Though it got here second, the AfD is blocked from being a part of the subsequent authorities due to a “firewall” – or Brandmauer – operated by Germany’s fundamental events, who don’t co-operate with any social gathering seen as extremist for the reason that finish of World Battle Two.
The AfD’s chief Alice Weidel insists it’s a libertarian, conservative motion, not racist. Its massive improve in public help has coincided with a sequence of lethal assaults up to now 9 months, all allegedly by immigrants.
The AfD has embraced a extremely controversial coverage referred to as “remigration”, which it defines as deporting migrants who’ve dedicated crimes. However the time period may seek advice from the mass deportation of migrants and their descendants.
In Could 2024 a German courtroom rejected an AfD enchantment in opposition to a ruling classifying it as a suspected far-right extremist organisation. Judges discovered that the AfD had “positions that disparage the democratic order and are incompatible with the precept of democracy”.
In three German states within the east – Thuringia, Saxony-Anhalt and Saxony – home intelligence has designated the AfD as right-wing extremist.
A number one AfD determine in Thuringia, Björn Höcke, has twice been convicted of utilizing a banned Nazi slogan “Alles für Deutschland” – all the pieces for Germany. Alice Weidel supporters have chanted her title throughout the election marketing campaign, utilizing the phrase “Alice für Deutschland”.

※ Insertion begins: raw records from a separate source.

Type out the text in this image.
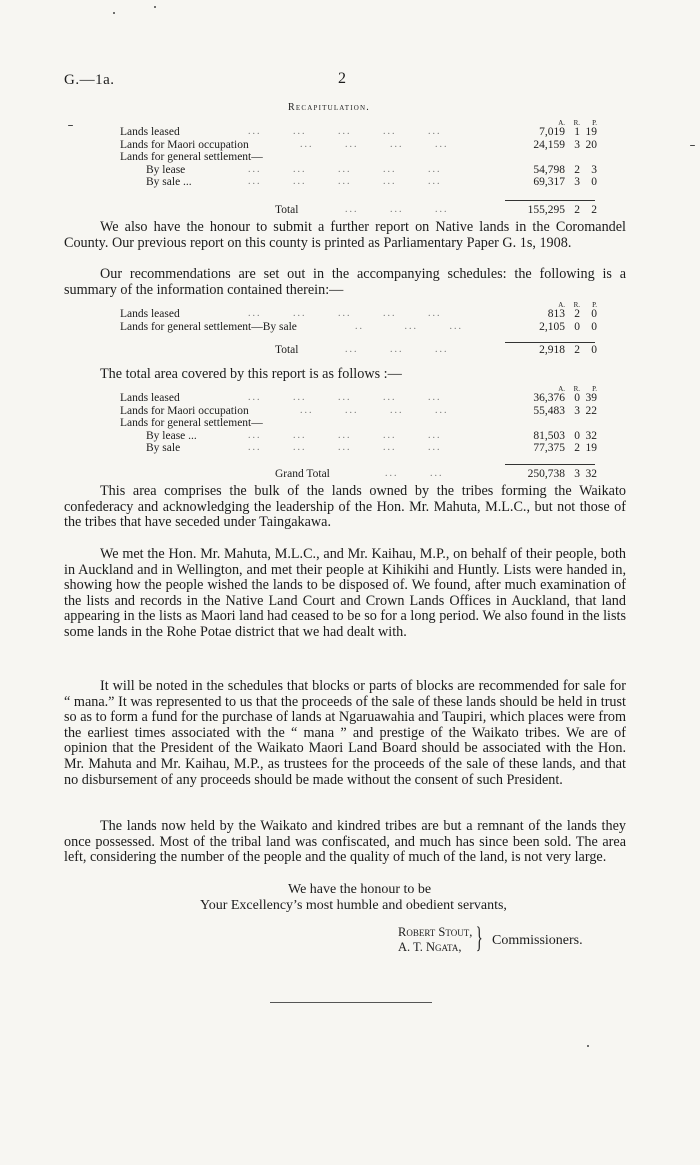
G.—1a.	2
Recapitulation.
A.	R.	P.
Lands leased	...       ...       ...       ...       ...	7,019 1 19
Lands for Maori occupation	...       ...       ...       ...	24,159 3 20
Lands for general settlement—
By lease	...       ...       ...       ...       ...	54,798 2 3
By sale ...	...       ...       ...       ...       ...	69,317 3 0
Total	...       ...       ...	155,295 2 2

We also have the honour to submit a further report on Native lands in the Coromandel County. Our previous report on this county is printed as Parliamentary Paper G. 1s, 1908.

Our recommendations are set out in the accompanying schedules: the following is a summary of the information contained therein:—

A.	R.	P.
Lands leased	...       ...       ...       ...       ...	813 2 0
Lands for general settlement—By sale	..         ...       ...	2,105 0 0
Total	...       ...       ...	2,918 2 0

The total area covered by this report is as follows :—

A.	R.	P.
Lands leased	...       ...       ...       ...       ...	36,376 0 39
Lands for Maori occupation	...       ...       ...       ...	55,483 3 22
Lands for general settlement—
By lease ...	...       ...       ...       ...       ...	81,503 0 32
By sale	...       ...       ...       ...       ...	77,375 2 19
Grand Total	...       ...	250,738 3 32

This area comprises the bulk of the lands owned by the tribes forming the Waikato confederacy and acknowledging the leadership of the Hon. Mr. Mahuta, M.L.C., but not those of the tribes that have seceded under Taingakawa.

We met the Hon. Mr. Mahuta, M.L.C., and Mr. Kaihau, M.P., on behalf of their people, both in Auckland and in Wellington, and met their people at Kihikihi and Huntly. Lists were handed in, showing how the people wished the lands to be disposed of. We found, after much examination of the lists and records in the Native Land Court and Crown Lands Offices in Auckland, that land appearing in the lists as Maori land had ceased to be so for a long period. We also found in the lists some lands in the Rohe Potae district that we had dealt with.

It will be noted in the schedules that blocks or parts of blocks are recommended for sale for “ mana.” It was represented to us that the proceeds of the sale of these lands should be held in trust so as to form a fund for the purchase of lands at Ngaruawahia and Taupiri, which places were from the earliest times associated with the “ mana ” and prestige of the Waikato tribes. We are of opinion that the President of the Waikato Maori Land Board should be associated with the Hon. Mr. Mahuta and Mr. Kaihau, M.P., as trustees for the proceeds of the sale of these lands, and that no disbursement of any proceeds should be made without the consent of such President.

The lands now held by the Waikato and kindred tribes are but a remnant of the lands they once possessed. Most of the tribal land was confiscated, and much has since been sold. The area left, considering the number of the people and the quality of much of the land, is not very large.

We have the honour to be
Your Excellency’s most humble and obedient servants,
Robert Stout,
A. T. Ngata, } Commissioners.
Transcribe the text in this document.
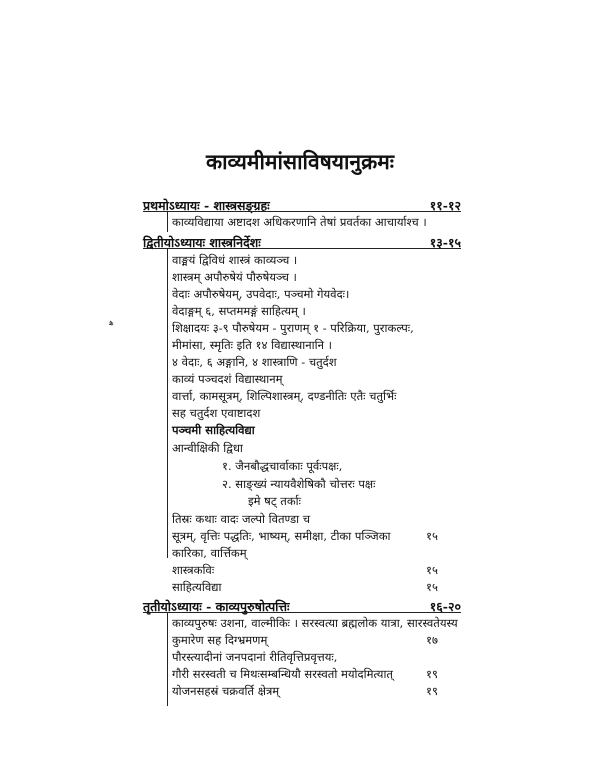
काव्यमीमांसाविषयानुक्रमः
प्रथमोऽध्यायः - शास्त्रसङ्ग्रहः	११-१२
काव्यविद्याया अष्टादश अधिकरणानि तेषां प्रवर्तका आचार्याश्च ।
द्वितीयोऽध्यायः शास्त्रनिर्देशः	१३-१५
वाङ्मयं द्विविधं शास्त्रं काव्यञ्च ।
शास्त्रम् अपौरुषेयं पौरुषेयञ्च ।
वेदाः अपौरुषेयम्, उपवेदाः, पञ्चमो गेयवेदः।
वेदाङ्गम् ६, सप्तममङ्गं साहित्यम् ।
शिक्षादयः ३-९ पौरुषेयम - पुराणम् १ - परिक्रिया, पुराकल्पः,
मीमांसा, स्मृतिः इति १४ विद्यास्थानानि ।
४ वेदाः, ६ अङ्गानि, ४ शास्त्राणि - चतुर्दश
काव्यं पञ्चदशं विद्यास्थानम्
वार्त्ता, कामसूत्रम्, शिल्पिशास्त्रम्, दण्डनीतिः एतैः चतुर्भिः
सह चतुर्दश एवाष्टादश
पञ्चमी साहित्यविद्या
आन्वीक्षिकी द्विधा
१. जैनबौद्धचार्वाकाः पूर्वःपक्षः,
२. साङ्ख्यं न्यायवैशेषिकौ चोत्तरः पक्षः
इमे षट् तर्काः
तिस्रः कथाः वादः जल्पो वितण्डा च
सूत्रम्, वृत्तिः पद्धतिः, भाष्यम्, समीक्षा, टीका पञ्जिका	१५
कारिका, वार्त्तिकम्
शास्त्रकविः	१५
साहित्यविद्या	१५
तृतीयोऽध्यायः - काव्यपुरुषोत्पत्तिः	१६-२०
काव्यपुरुषः उशना, वाल्मीकिः । सरस्वत्या ब्रह्मलोक यात्रा, सारस्वतेयस्य
कुमारेण सह दिग्भ्रमणम्	१७
पौरस्त्यादीनां जनपदानां रीतिवृत्तिप्रवृत्तयः,
गौरी सरस्वती च मिथःसम्बन्धियौ सरस्वतो मयोदमित्यात्	१९
योजनसहस्रं चक्रवर्ति क्षेत्रम्	१९
ﻫ
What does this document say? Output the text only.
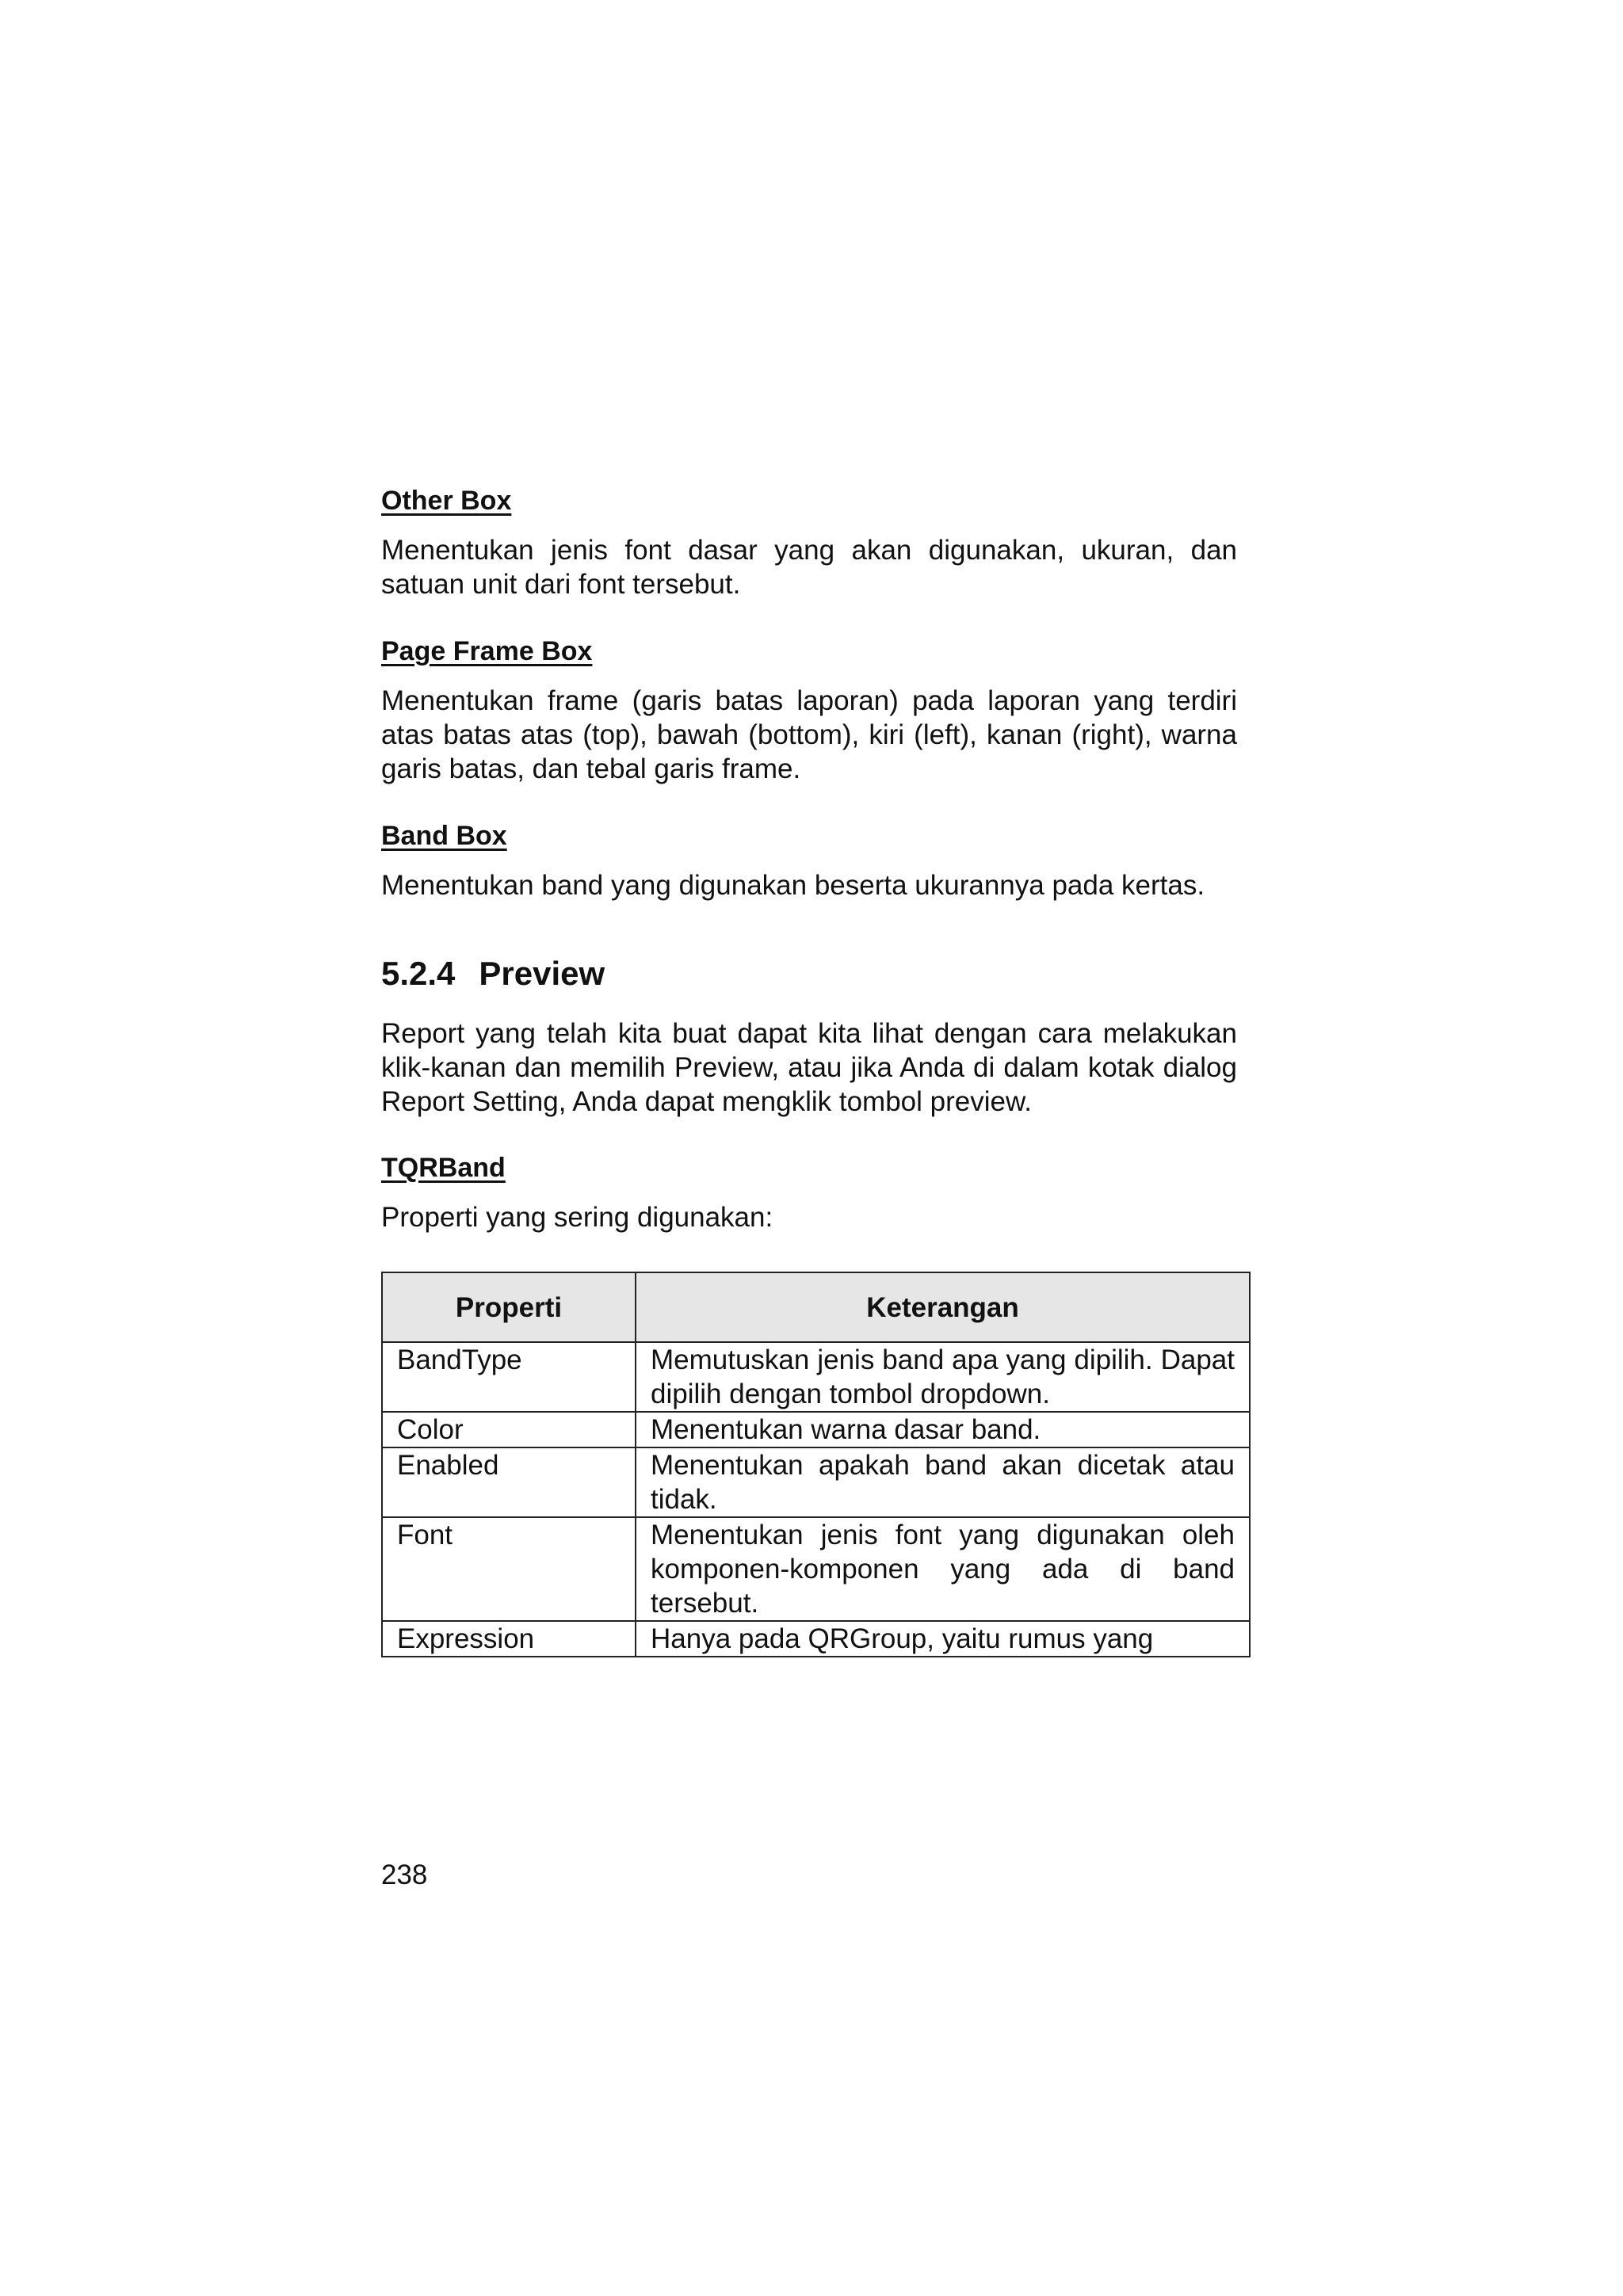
Other Box

Menentukan jenis font dasar yang akan digunakan, ukuran, dan satuan unit dari font tersebut.

Page Frame Box

Menentukan frame (garis batas laporan) pada laporan yang terdiri atas batas atas (top), bawah (bottom), kiri (left), kanan (right), warna garis batas, dan tebal garis frame.

Band Box

Menentukan band yang digunakan beserta ukurannya pada kertas.

5.2.4 Preview

Report yang telah kita buat dapat kita lihat dengan cara melakukan klik-kanan dan memilih Preview, atau jika Anda di dalam kotak dialog Report Setting, Anda dapat mengklik tombol preview.

TQRBand

Properti yang sering digunakan:

Properti	Keterangan
BandType	Memutuskan jenis band apa yang dipilih. Dapat dipilih dengan tombol dropdown.
Color	Menentukan warna dasar band.
Enabled	Menentukan apakah band akan dicetak atau tidak.
Font	Menentukan jenis font yang digunakan oleh komponen-komponen yang ada di band tersebut.
Expression	Hanya pada QRGroup, yaitu rumus yang
238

Germans voted in greatest turnout for 40 years
Not since 1987 has turnout been as excessive as 82.5% in a German election, and that was three years earlier than reunification of east and west.
4 years in the past it was 76.6%.
Put merely, greater than 4 in each 5 of Germany’s 59.2 million voters turned out.
It displays simply how energised Germans have been by this election, which comes at a pivotal second for his or her nation. There have been 9 TV debates within the last stretch of the marketing campaign, however that mirrored the broad curiosity of the viewers.
Throughout for leaders of collapsed authorities
The three-party authorities of outgoing Chancellor Olaf Scholz fell aside on the finish of final 12 months, and inside 24 hours of Sunday’s election, all three leaders have mentioned they’re leaving the entrance line of politics.
The chief of the financial liberals, the FDP, was first. Christian Lindner has led his social gathering for 11 years. However it didn’t get any MPs elected and Lindner has mentioned he is leaving politics after 25 years.
It was Lindner’s refusal to compromise on debt guidelines that first introduced the federal government down, after which despatched his social gathering into the wilderness.
Though Scholz will stay as chancellor till the subsequent authorities is shaped, he will not be collaborating in coalition talks and will probably be leaving frontline politics.
Greens Vice-Chancellor Robert Habeck can also be leaving frontline politics after his social gathering fell beneath 12% within the election.
TikTok era hauls Left again from useless
Till a couple of weeks in the past, the Left social gathering seemed doomed when one in all its main lights, Sahra Wagenknecht, went off and based her personal, extra populist, social gathering with eight different MPs.
Wagenknecht’s reputation soared for some time as head of her BSW social gathering, however in the end fell just under the 5% threshold for moving into parliament.
The story was very completely different for the Left (Die Linke), which got here again from the useless with an impressed social medial marketing campaign.
Heidi Reichinnek, Die Linke’s co-chair, went viral after she gave a speech enthusiastically defending the firewall in opposition to the AfD. She now has 580,000 followers on TikTok and her submit has attracted seven million views.
Her social gathering secured slightly below 9% of the vote.
Younger go left and proper, outdated persist with centre
Die Linke’s viral movies helped safe 1 / 4 of the 18-24 vote, and the AfD weren’t far behind with 21%, in keeping with surveys by ARD TV.
Alice Weidel was the largest hit on social media throughout the election, even greater than Heidi Reichinnek. She has attracted greater than 935,000 followers on TikTok.
For the over-35s, it was the Christian Democrats who received out, and extra males than ladies.